Tchaikovsky: Serenade for Strings in C major, Op.48      

Pezzo in forma di Sonatina:- Andante non troppo – Allegro moderato – Andante non troppo
Walzer:- Moderato. Tempo di Valse        
Élégie:- Larghetto elegiaco
Finale (Tema Russo):- Andante – Allegro con spirito

The Tchaikovsky bibliography, although now fairly extensive, had not previously been particularly sensitive or perceptive as to the quintessential qualities and characteristics which lie at the heart of his music. This is partly the fault of the faithful Modest, whose three-volume biography of his older brother (1900-2) sensationalises much of his life and personality, suppresses information crucial to a real understanding of the man, and is not always reliable in its purely musical judgment.

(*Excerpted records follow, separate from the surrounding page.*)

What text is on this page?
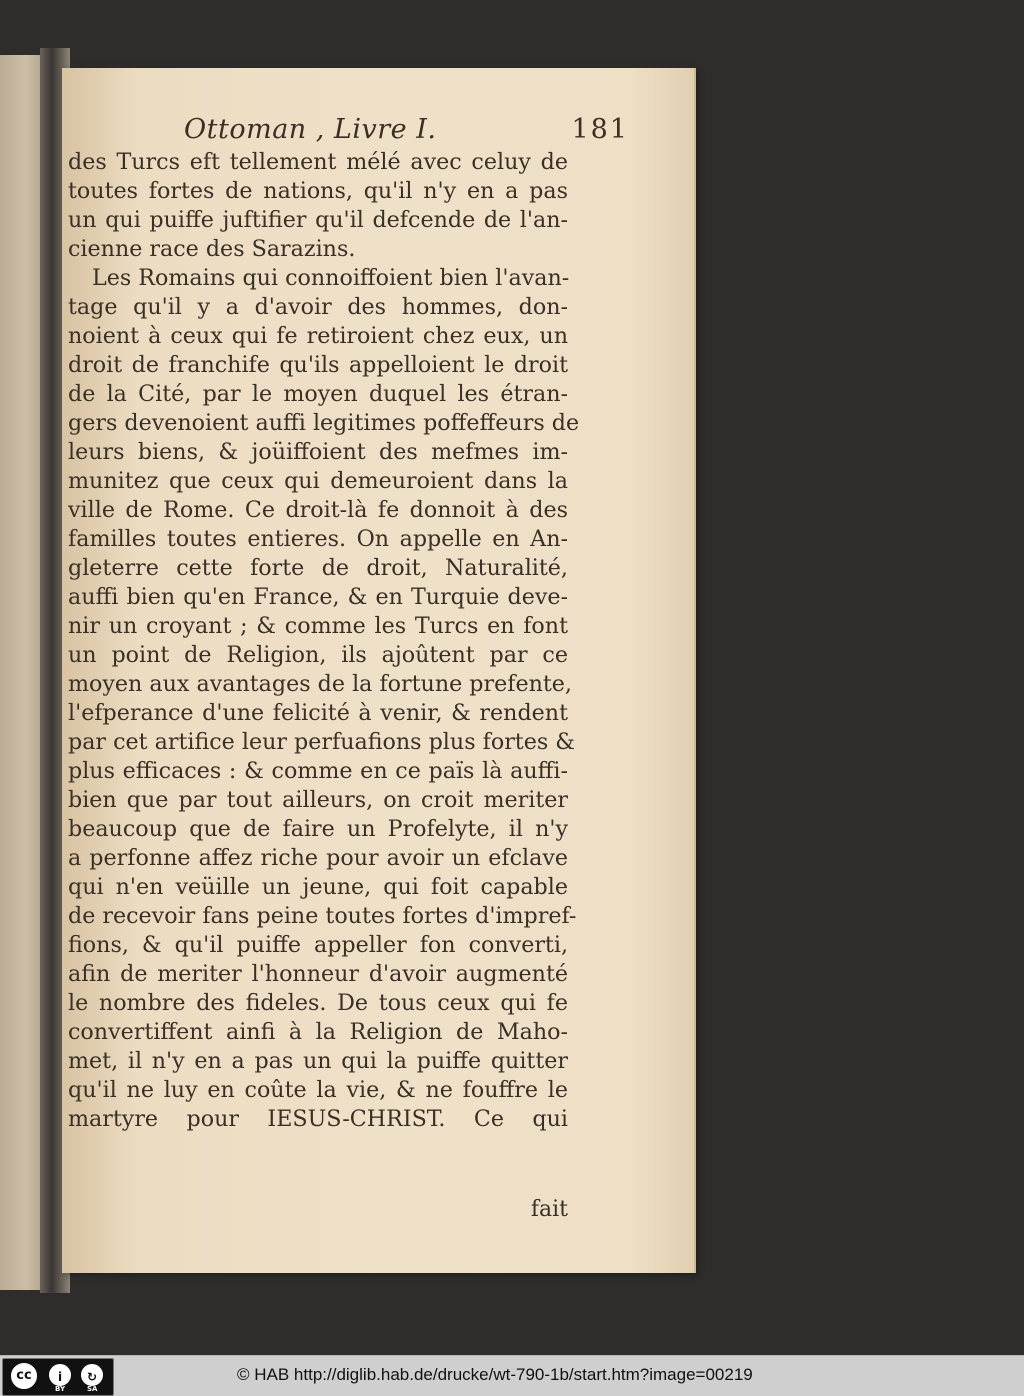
Ottoman , Livre I.	181
des Turcs eft tellement mélé avec celuy de
toutes fortes de nations, qu'il n'y en a pas
un qui puiffe juftifier qu'il defcende de l'an-
cienne race des Sarazins.
Les Romains qui connoiffoient bien l'avan-
tage qu'il y a d'avoir des hommes, don-
noient à ceux qui fe retiroient chez eux, un
droit de franchife qu'ils appelloient le droit
de la Cité, par le moyen duquel les étran-
gers devenoient auffi legitimes poffeffeurs de
leurs biens, & joüiffoient des mefmes im-
munitez que ceux qui demeuroient dans la
ville de Rome. Ce droit-là fe donnoit à des
familles toutes entieres. On appelle en An-
gleterre cette forte de droit, Naturalité,
auffi bien qu'en France, & en Turquie deve-
nir un croyant ; & comme les Turcs en font
un point de Religion, ils ajoûtent par ce
moyen aux avantages de la fortune prefente,
l'efperance d'une felicité à venir, & rendent
par cet artifice leur perfuafions plus fortes &
plus efficaces : & comme en ce païs là auffi-
bien que par tout ailleurs, on croit meriter
beaucoup que de faire un Profelyte, il n'y
a perfonne affez riche pour avoir un efclave
qui n'en veüille un jeune, qui foit capable
de recevoir fans peine toutes fortes d'impref-
fions, & qu'il puiffe appeller fon converti,
afin de meriter l'honneur d'avoir augmenté
le nombre des fideles. De tous ceux qui fe
convertiffent ainfi à la Religion de Maho-
met, il n'y en a pas un qui la puiffe quitter
qu'il ne luy en coûte la vie, & ne fouffre le
martyre pour IESUS-CHRIST. Ce qui
fait
cc	i	↻
BY	SA
© HAB http://diglib.hab.de/drucke/wt-790-1b/start.htm?image=00219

Since so much subsequent critical biography and commentary has inevitably been influenced by – indeed, has been largely dependant on – what might have been expected to be uniquely authoritative and authentic material, the accepted view of the composer has until recently been somewhat of an amalgam of the two brothers’ personalities: the composer as his brother might have liked him to be, perhaps? Fortunately a new generation of Tchaikovsky research and scholarship is going a long way towards redressing the balance, and our gratitude is due to the professors David Brown and Edward Garden, amongst others, for applying the corrective – and also to the conductor David Lloyd-Jones in his illuminating forewords to the latest editions of Eulenburg miniature scores.

There is little doubt that Tchaikovsky’s life was beset with emotional difficulties (often arising from his sexuality); that his work is often a medium for self expression; and that the music itself can and does provoke extreme emotional response in players and listeners alike. But his compositions truly are far from being “so much the fruit of the emotional élan of the moment”, as the late (and prejudiced) Martin Cooper would have us believe. Neither did he “only theorise when he was hard put to it” (ibid): Dr. Brown has convincingly demonstrated what a complete professional Tchaikovsky was, and how masterly was the sheer technical level of his writing (not surprising when Mozart and Mendelssohn were two principal models). Both he and Prof Garden also show him to be a true Russian composer, as nationalistic (in certain works, at least) as any of “The Five” – witness the finale of this Serenade, based as it is on a Russian folk tune and developed in the Glinka-inspired “changing background” technique (ie the background is varied, rather than the melody itself). They have also explained how Tchaikovsky – like Mozart and Beethoven before him – was essentially a dramatic composer; and if (as one eminent contemporary conductor proclaims) the latter wrote nine operas in addition to Fidelio, a similar case could also be made for Tchaikovsky’s own symphonies – amongst which the Serenade for Strings might have been numbered, since this music was originally conceived for full orchestra. So we should not be surprised to learn of the composer’s stated preference for “the larger the string orchestra the better”! But we should also not be surprised to hear – interspersed within passages of such deep sonority that a Russian cathedral choir is brought to mind – a delicacy and a lightness of touch whose origins truly lie in an earlier era, when the elegance, grace, and finesse of dance forms were the true fundamentals of musical style.